En effet, l’absence de transmission à l’acquéreur des pièces et documents liés à la mise en œuvre de la garantie technique du constructeur BMW ne constitue pas un défaut de délivrance des accessoires du véhicule vendu, l’obligation contractuelle essentielle de la société DUPONT BMW [Localité 1], vendeur du véhicule d’occasion litigieux ayant, en l’espèce, été intégralement remplie au sens de l’article 1615 du Code Civil.

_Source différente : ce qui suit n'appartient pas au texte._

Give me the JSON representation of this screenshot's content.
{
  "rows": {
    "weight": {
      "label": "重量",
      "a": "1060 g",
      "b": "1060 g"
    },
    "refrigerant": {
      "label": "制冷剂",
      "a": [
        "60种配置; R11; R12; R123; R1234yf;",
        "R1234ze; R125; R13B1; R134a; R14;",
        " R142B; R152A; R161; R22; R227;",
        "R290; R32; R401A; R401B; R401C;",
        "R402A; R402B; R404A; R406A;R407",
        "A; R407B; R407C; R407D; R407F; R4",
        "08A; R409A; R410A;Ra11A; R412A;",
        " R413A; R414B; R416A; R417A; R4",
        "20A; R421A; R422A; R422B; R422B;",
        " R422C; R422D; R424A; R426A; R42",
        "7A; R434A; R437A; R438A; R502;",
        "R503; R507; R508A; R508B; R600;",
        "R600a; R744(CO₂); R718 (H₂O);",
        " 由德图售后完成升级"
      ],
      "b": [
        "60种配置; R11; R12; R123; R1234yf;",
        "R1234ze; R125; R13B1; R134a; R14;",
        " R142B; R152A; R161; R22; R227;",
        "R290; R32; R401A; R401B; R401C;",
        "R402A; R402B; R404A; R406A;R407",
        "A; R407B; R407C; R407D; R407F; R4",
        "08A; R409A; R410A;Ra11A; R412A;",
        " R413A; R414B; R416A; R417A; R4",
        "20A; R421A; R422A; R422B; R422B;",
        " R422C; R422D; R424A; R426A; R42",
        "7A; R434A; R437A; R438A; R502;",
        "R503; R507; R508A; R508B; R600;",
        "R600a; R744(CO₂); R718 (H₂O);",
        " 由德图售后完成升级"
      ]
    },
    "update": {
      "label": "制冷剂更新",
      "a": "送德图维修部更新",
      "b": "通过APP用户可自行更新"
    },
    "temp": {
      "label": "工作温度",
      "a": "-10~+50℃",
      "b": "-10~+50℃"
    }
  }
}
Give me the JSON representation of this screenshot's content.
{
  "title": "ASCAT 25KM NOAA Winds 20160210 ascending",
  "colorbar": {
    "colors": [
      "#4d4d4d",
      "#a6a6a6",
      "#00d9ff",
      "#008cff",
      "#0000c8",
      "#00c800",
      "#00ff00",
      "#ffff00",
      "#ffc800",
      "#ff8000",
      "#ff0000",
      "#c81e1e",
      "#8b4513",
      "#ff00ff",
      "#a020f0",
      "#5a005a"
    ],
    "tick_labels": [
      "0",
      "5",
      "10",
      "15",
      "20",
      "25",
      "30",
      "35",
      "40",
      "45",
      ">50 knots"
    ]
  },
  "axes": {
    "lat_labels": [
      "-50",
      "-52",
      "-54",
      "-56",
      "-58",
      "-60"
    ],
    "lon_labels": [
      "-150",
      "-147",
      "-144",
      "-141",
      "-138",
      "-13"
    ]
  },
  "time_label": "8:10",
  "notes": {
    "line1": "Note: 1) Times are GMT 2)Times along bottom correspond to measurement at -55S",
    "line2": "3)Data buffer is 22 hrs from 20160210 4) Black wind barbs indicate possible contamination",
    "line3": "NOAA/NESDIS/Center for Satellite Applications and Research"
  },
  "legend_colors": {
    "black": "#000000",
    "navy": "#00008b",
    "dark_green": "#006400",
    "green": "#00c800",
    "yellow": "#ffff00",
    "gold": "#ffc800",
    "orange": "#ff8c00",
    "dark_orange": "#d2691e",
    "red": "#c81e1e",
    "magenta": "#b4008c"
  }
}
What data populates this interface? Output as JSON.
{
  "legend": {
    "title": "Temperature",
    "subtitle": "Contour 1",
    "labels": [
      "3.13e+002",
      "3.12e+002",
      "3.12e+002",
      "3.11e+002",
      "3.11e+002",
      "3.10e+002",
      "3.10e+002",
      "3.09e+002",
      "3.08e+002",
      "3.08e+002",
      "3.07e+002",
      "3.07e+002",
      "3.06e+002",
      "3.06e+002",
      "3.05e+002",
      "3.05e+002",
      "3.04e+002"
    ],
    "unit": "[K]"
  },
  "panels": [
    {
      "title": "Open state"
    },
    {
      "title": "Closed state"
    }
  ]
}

SUR LES FRAIS IRREPETIBLES ET LES DEPENS
Monsieur [G] [H] succombant à l’instance, il sera débouté de sa demande d’indemnité fondée sur l’article 700 du code de procédure civile, tandis qu’il devra en supporter les entiers dépens en application des dispositions de l’article 696 du code de procédure civile.
PAR CES MOTIFS
Le Tribunal judiciaire statuant publiquement, par jugement mis à disposition au greffe, rendu contradictoirement et en premier ressort ;
DEBOUTE Monsieur [G] [H] de sa demande principale fondée sur le défaut de délivrance d’un véhicule conforme et sur la garantie légale des vices cachés ;
DEBOUTE Monsieur [G] [H] de sa demande de dommages et intérêts au titre du préjudice de jouissance ;
REJETTE toutes les autres demandes, fins et conclusions, plus amples ou contraires des parties ;
CONDAMNE Monsieur [G] [H] aux dépens de l’instance conformément aux dispositions de l’article 696 du code de procédure civile.
Ainsi jugé et mis à la disposition des parties les jour, mois et an indiqués ci-dessus et signé par le Juge et la Greffière sus nommés.